Olhos ávidos, mãos trêmulas,
mordia os lábios de nervoso. Esperou ali, uns metros atrás, contendo sua
ansiedade, até a multidão que se amontoava para conferir os resultados
dispersar-se. Andou a passadas largas até o muro onde se afixava o edital.
Atônita, procurava com rapidez, letra L, letra M, Maria das Almas, Maria das
Cruzes... e lá estava: Maria das Dores. Em seu rosto, abriu-se um sorriso.
Mas não era um sorriso qualquer. Não como os abertos
mecanicamente de acordo com as normas sociais de cordialidade. Era um sorriso
de olhos marejados. Toda a tensão acumulada até aquele momento se desvanecia,
transformada em êxtase. Sucesso, após tanta luta! Tanto trabalho sofrido, muito
mais do que todos os presentes ali um dia hão de ter.
Maria olha em volta. Vê centenas de pessoas. Centenas de
rostos. Concentra-se em alguns rostos jovens, um pequeno grupo.
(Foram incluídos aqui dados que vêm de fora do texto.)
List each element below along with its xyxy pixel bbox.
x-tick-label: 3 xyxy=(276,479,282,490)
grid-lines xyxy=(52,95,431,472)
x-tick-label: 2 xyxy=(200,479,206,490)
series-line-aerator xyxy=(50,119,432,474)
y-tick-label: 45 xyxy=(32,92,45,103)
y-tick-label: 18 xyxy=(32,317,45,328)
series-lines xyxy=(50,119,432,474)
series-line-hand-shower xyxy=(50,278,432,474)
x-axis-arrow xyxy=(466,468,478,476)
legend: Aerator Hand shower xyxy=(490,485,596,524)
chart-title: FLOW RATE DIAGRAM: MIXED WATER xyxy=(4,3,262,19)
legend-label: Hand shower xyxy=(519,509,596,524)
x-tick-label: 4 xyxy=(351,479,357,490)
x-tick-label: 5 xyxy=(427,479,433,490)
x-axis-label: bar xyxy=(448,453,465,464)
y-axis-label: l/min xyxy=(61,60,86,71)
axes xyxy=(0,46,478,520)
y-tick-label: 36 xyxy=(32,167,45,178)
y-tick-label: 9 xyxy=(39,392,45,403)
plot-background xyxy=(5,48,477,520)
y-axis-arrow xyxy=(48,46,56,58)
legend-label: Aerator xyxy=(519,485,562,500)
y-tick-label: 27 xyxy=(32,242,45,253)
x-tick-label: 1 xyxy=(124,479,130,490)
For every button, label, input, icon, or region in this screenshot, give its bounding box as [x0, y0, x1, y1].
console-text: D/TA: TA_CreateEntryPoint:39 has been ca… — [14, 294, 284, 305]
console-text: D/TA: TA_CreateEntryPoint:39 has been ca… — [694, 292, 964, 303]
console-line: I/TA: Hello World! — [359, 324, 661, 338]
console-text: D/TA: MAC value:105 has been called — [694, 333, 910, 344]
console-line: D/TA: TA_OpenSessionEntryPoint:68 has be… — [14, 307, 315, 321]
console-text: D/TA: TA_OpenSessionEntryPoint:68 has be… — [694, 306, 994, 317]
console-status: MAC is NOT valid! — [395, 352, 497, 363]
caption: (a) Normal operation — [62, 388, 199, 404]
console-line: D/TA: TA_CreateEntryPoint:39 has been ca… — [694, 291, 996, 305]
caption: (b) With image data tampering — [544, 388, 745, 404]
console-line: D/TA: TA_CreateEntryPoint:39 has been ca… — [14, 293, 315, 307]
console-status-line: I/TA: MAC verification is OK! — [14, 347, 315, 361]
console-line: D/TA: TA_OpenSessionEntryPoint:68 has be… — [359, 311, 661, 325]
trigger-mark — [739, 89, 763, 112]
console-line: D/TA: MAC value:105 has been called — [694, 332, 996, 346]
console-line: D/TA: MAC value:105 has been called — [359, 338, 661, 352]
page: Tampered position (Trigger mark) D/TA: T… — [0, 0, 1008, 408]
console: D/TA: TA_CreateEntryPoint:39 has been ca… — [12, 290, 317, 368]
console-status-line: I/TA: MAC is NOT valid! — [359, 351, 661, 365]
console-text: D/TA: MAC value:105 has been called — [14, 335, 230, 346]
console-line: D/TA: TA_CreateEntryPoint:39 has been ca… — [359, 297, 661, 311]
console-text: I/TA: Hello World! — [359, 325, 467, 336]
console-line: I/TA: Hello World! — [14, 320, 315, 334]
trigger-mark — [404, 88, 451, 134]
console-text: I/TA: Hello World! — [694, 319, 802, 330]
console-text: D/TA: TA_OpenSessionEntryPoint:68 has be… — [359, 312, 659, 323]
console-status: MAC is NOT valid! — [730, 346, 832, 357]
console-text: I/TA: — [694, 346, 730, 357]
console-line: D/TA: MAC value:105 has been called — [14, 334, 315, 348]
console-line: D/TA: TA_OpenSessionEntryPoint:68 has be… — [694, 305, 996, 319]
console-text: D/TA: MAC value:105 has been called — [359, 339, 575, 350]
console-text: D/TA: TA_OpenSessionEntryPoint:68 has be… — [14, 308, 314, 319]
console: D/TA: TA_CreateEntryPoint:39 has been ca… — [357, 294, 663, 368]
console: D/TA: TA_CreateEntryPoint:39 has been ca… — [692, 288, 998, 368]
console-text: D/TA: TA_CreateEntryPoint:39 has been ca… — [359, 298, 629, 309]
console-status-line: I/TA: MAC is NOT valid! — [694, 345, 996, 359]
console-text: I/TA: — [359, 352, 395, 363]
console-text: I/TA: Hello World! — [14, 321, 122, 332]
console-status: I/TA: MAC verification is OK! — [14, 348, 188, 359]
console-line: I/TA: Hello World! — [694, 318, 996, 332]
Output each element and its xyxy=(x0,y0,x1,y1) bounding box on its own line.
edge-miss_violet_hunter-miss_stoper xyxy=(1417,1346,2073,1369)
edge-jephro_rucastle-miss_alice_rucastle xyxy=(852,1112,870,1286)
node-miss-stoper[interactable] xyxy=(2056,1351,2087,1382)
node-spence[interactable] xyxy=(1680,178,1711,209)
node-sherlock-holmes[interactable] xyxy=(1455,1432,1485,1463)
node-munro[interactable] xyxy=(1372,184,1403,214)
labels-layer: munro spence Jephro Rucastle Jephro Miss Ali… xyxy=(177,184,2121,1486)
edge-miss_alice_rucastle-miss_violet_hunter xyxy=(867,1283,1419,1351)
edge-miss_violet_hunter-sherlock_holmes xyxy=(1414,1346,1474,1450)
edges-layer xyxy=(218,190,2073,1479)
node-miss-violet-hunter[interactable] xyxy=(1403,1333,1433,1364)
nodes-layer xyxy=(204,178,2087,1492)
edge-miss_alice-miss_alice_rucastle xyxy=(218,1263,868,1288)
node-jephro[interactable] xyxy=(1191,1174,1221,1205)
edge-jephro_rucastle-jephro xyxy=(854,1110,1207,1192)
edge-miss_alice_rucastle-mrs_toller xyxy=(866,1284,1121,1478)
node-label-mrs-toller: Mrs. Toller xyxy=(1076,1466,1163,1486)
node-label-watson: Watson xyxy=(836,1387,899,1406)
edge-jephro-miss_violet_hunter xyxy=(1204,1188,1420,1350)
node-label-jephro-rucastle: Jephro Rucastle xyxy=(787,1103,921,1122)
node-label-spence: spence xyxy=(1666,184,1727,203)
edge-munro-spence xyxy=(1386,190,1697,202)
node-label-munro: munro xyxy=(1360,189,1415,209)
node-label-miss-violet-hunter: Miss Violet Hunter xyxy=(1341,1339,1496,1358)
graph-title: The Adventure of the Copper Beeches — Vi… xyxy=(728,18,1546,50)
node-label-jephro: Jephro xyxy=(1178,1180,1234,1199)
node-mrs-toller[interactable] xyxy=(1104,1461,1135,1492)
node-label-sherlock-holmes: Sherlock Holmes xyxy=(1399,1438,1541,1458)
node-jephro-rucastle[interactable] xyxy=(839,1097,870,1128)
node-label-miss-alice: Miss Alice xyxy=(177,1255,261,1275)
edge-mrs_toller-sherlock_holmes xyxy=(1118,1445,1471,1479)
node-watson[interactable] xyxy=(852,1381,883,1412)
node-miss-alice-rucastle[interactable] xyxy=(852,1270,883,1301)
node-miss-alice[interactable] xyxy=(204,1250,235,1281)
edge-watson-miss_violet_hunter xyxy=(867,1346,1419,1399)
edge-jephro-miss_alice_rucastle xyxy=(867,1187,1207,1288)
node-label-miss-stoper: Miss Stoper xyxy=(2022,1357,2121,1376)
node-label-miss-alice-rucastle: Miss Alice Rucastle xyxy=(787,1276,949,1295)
Deviam ter uns
quase vinte anos, ostentando camisetas com o emblema de seus respectivos
cursinhos, os quais custam os olhos da cara aos pais. Ornamentavam-se com
correntes, penduricalhos, brincos, piercings, tatuagens, cabelos coloridos.
Engraçado, na juventude de dona Maria não havia dessas coisas. O banho de lama
ela até entendia, mas não havia mais idade para uma senhora participar daquele
rito de iniciação. Os jovens que se divertissem como preferissem. Das Dores
deixa o tal grupo de lado e volta a olhar ao seu redor.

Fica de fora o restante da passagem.